Культура
09:25, 16 марта 2015

Погнали наши городских Валентин Распутин и его Россия

Арсений Штейнер

Умер писатель Валентин Распутин. Говорить сакраментальное «с ним ушла эпоха» неуместно: эпоха ушла давно. Большинство писателей круга деревенщиков много лет уже переключились на публицистику самого консервативного толка. До сих пор издаются журналы «Молодая гвардия» и «Наш современник», привечавшие деревенщиков в 60-70 годы, но они практически не выходят за пределы Союза писателей. А начиналась эпоха «деревенской прозы» бурно.

15 лет назад, весной 2000 года, Валентин Распутин получил премию Солженицына. Выступая на церемонии вручения премии своего имени, Александр Исаевич объявил рубеж 70-х годов временем «беззвучного переворота» в советской литературе. «Большая группа писателей стала писать так, как если б никакого соцреализма не было объявлено и диктовано, нейтрализуя его немо, стала писать в простоте, без какого-либо угождения, каждения советскому режиму, как позабыв о нем». Эту группу стали звать деревенщиками.

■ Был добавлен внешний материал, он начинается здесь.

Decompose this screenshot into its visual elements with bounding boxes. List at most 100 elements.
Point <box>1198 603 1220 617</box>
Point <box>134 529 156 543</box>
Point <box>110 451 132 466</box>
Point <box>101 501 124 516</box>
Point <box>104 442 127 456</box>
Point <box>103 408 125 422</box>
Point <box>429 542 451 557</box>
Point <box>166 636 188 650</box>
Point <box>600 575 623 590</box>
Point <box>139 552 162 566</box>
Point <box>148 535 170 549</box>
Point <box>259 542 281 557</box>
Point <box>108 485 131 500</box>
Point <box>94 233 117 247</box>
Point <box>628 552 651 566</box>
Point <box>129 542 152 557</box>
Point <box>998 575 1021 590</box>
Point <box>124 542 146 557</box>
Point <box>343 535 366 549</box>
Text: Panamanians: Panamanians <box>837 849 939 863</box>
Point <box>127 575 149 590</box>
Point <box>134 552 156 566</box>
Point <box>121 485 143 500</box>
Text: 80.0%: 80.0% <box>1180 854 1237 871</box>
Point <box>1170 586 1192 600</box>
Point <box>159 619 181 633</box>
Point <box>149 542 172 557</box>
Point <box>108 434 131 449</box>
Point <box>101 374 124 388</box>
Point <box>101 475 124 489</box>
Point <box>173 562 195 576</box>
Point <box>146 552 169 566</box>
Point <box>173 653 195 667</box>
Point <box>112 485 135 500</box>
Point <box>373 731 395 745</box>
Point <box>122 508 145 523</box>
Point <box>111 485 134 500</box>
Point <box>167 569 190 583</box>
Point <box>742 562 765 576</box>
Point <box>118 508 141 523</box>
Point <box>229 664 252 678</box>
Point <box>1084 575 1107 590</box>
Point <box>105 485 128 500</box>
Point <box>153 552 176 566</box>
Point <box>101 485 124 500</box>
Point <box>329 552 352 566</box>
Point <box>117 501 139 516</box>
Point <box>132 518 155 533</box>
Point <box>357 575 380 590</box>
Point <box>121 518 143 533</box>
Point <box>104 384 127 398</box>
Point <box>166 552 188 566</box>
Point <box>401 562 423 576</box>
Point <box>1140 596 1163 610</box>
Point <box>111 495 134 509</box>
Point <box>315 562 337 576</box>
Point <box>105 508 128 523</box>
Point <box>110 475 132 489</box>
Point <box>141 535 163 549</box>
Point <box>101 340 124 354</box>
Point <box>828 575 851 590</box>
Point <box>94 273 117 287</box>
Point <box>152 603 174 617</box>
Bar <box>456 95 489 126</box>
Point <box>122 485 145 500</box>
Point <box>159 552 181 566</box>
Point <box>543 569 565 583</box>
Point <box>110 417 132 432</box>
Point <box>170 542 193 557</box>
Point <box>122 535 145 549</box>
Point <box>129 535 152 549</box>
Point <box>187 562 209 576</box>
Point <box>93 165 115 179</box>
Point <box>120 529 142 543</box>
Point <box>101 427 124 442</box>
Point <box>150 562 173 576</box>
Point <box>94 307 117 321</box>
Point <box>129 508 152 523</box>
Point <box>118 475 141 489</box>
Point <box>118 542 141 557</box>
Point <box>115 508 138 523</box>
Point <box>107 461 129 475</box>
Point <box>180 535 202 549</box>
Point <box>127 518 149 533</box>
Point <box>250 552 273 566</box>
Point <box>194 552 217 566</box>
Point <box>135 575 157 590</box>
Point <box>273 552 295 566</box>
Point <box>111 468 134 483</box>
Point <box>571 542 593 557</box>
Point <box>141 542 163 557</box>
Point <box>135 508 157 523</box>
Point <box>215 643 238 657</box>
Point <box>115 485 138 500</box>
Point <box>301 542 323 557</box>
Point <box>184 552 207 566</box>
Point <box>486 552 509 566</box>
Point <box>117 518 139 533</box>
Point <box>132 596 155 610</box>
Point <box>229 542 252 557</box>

Большая часть этой группы действительно происходила из деревень. С московскими литературными кружками они не сочетались ни стилистически, плохо владея декоративными конструкциями языка развитого социализма, ни на бытовом уровне. «Героем в кирзовых сапогах» назвал Василия Шукшина Сергей Залыгин — об этих кондовых сапогах всегда помнили деревенские и не смешивались с городскими. Никаких общих манифестов, однако, деревенские не сочиняли, каждый работал самостоятельно. Сказанное однажды о прозе Виктора Астафьева — «суровая, корявая шершавость звучания» — никак нельзя отнести к Валентину Распутину.

Он моложе большинства своих коллег-деревенщиков. Родился 15 марта 1937 года в селе Аталанка на Ангаре. Учился в Иркутском университете, работал в молодежной газете. Очерки молодого журналиста перерастали в рассказы. Так в 1961 году появилась первая журнальная публикация Распутина — небольшой рассказ «Я забыл спросить у Лешки» в альманахе «Ангара». Через пять лет его перепечатала столичная «Смена».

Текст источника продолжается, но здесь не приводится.